Il est très important de bien laisser sécher l’instrument avant de le huiler, sans quoi l’humidité se trouverait prisonnière dans les parois du cornet.

Pour huiler rapidement un cornet, passer simplement un coup d’écouvillon légèrement huilé dans la perce.

Procéder par trempage partiel ou total pour un entretien plus approfondi. Le mieux est de laisser l’instrument une nuit dans l’huile. L’huile employée ne doit pas être trop froide sinon elle sera trop visqueuse (éviter le garage en hiver…). L’huile nourrit également le parchemin. Sortir le cornet et le laisser s’égoutter à la verticale quelques heures. Essuyer soigneusement l’instrument dedans et dehors. Laisser sécher le cornet.

Je recommande de tremper un cornet dans l’huile de lin au moins 4 fois par an, voir plus en cas d’usage intensif, et de compléter le traitement avec une application d’huile d’amande douce ou de noix dans le début de la perce au moins une fois par mois. Avec l’habitude, cette opération prend moins de 3 minutes.

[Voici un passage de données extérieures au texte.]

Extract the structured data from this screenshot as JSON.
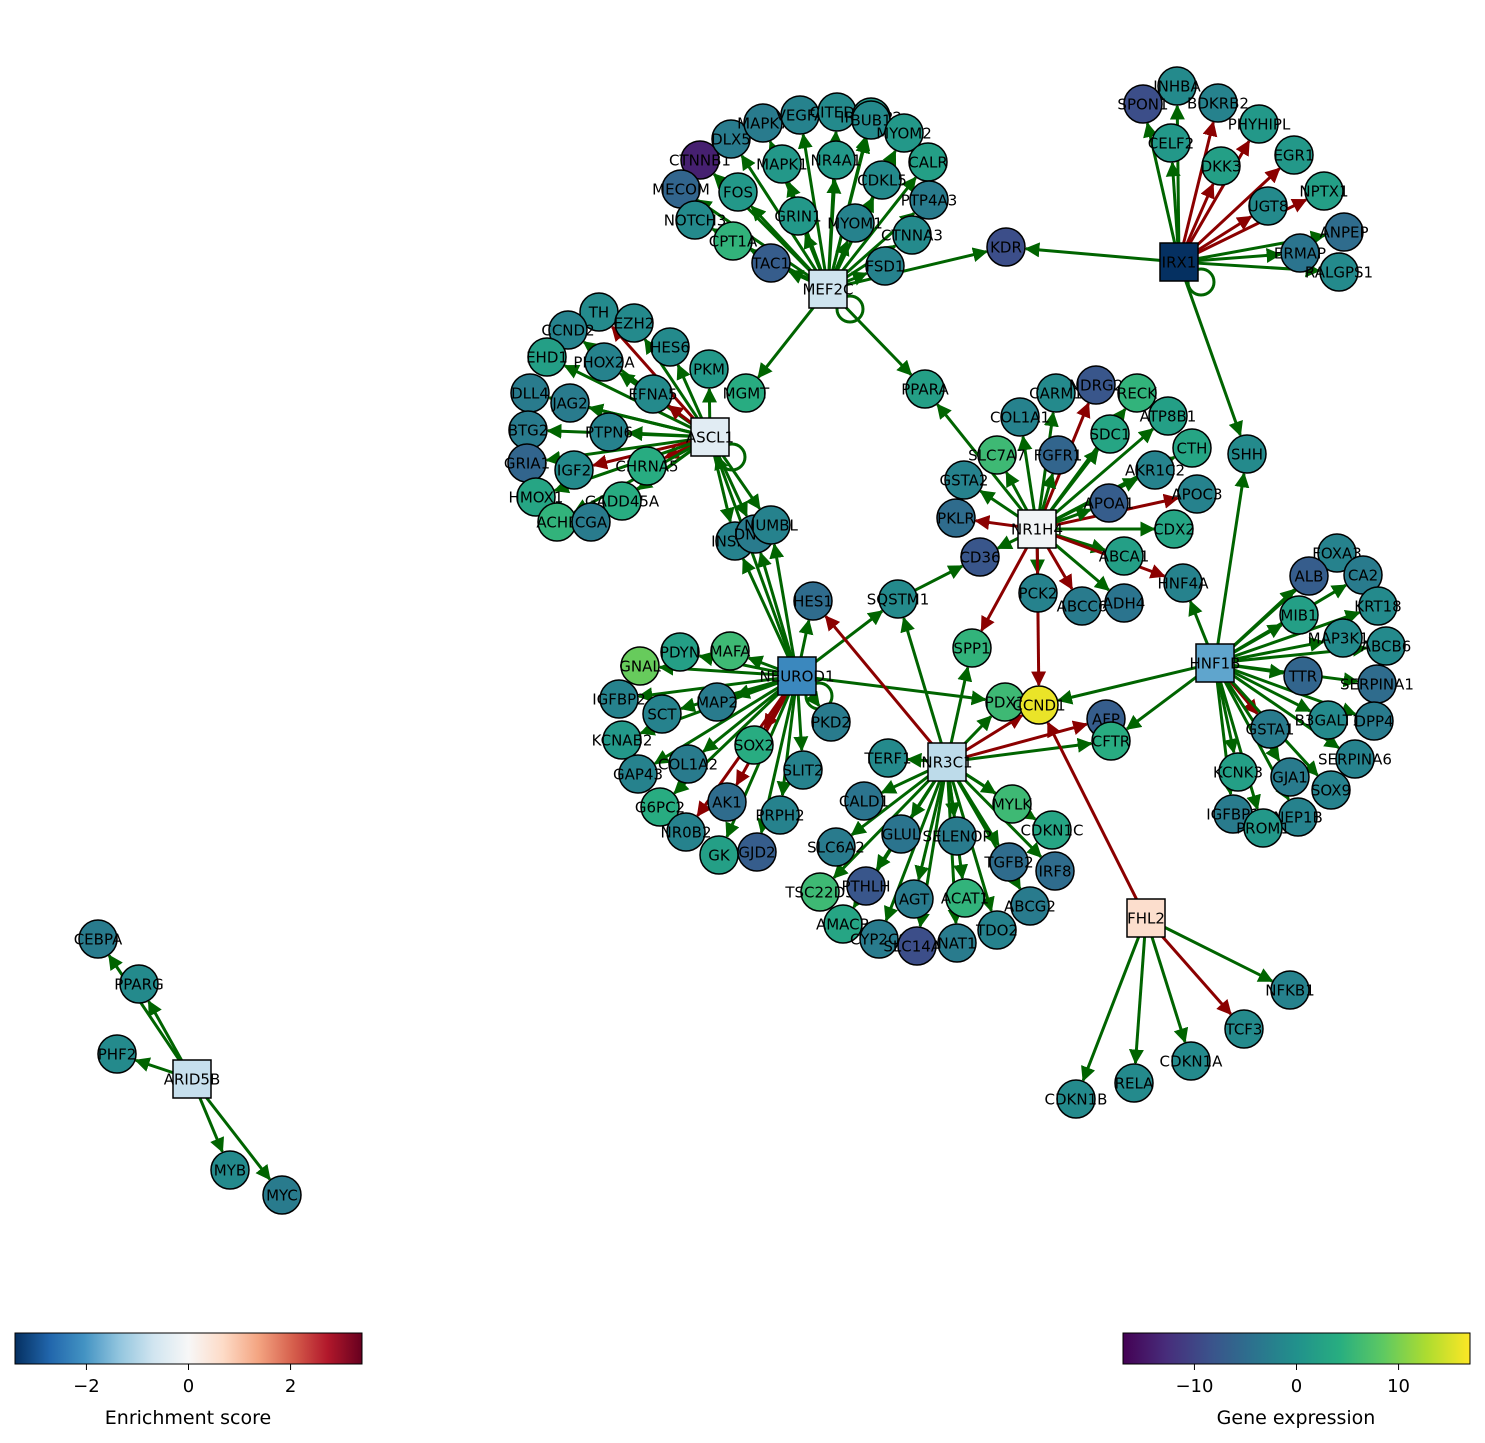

L’huile de lin se trouve en qualité alimentaire ou en gros conditionnement au rayon bricolage. Il existe aussi des huiles pré-oxygénées à froid, ou biologiques. Dans tous les cas ne jamais utiliser d’agents siccatifs car ces composés sont nocifs.
Je n’ai jamais testé l’emploi d’huile minérale (huile de vaseline, de paraffine, ou huile pour perce à destination des instruments modernes en ébène…). Ces huiles « modernes » ne sont pas siccatives et ne me paraissent pas indiquées pour le traitement des cornets.

Pour finir, rappelez-vous que le bois n’est pas un matériau inerte et qu’il faut en prendre soin. Le soin apporté au traitement du bois est déterminant pour la réponse et la durée de vie d’un cornet.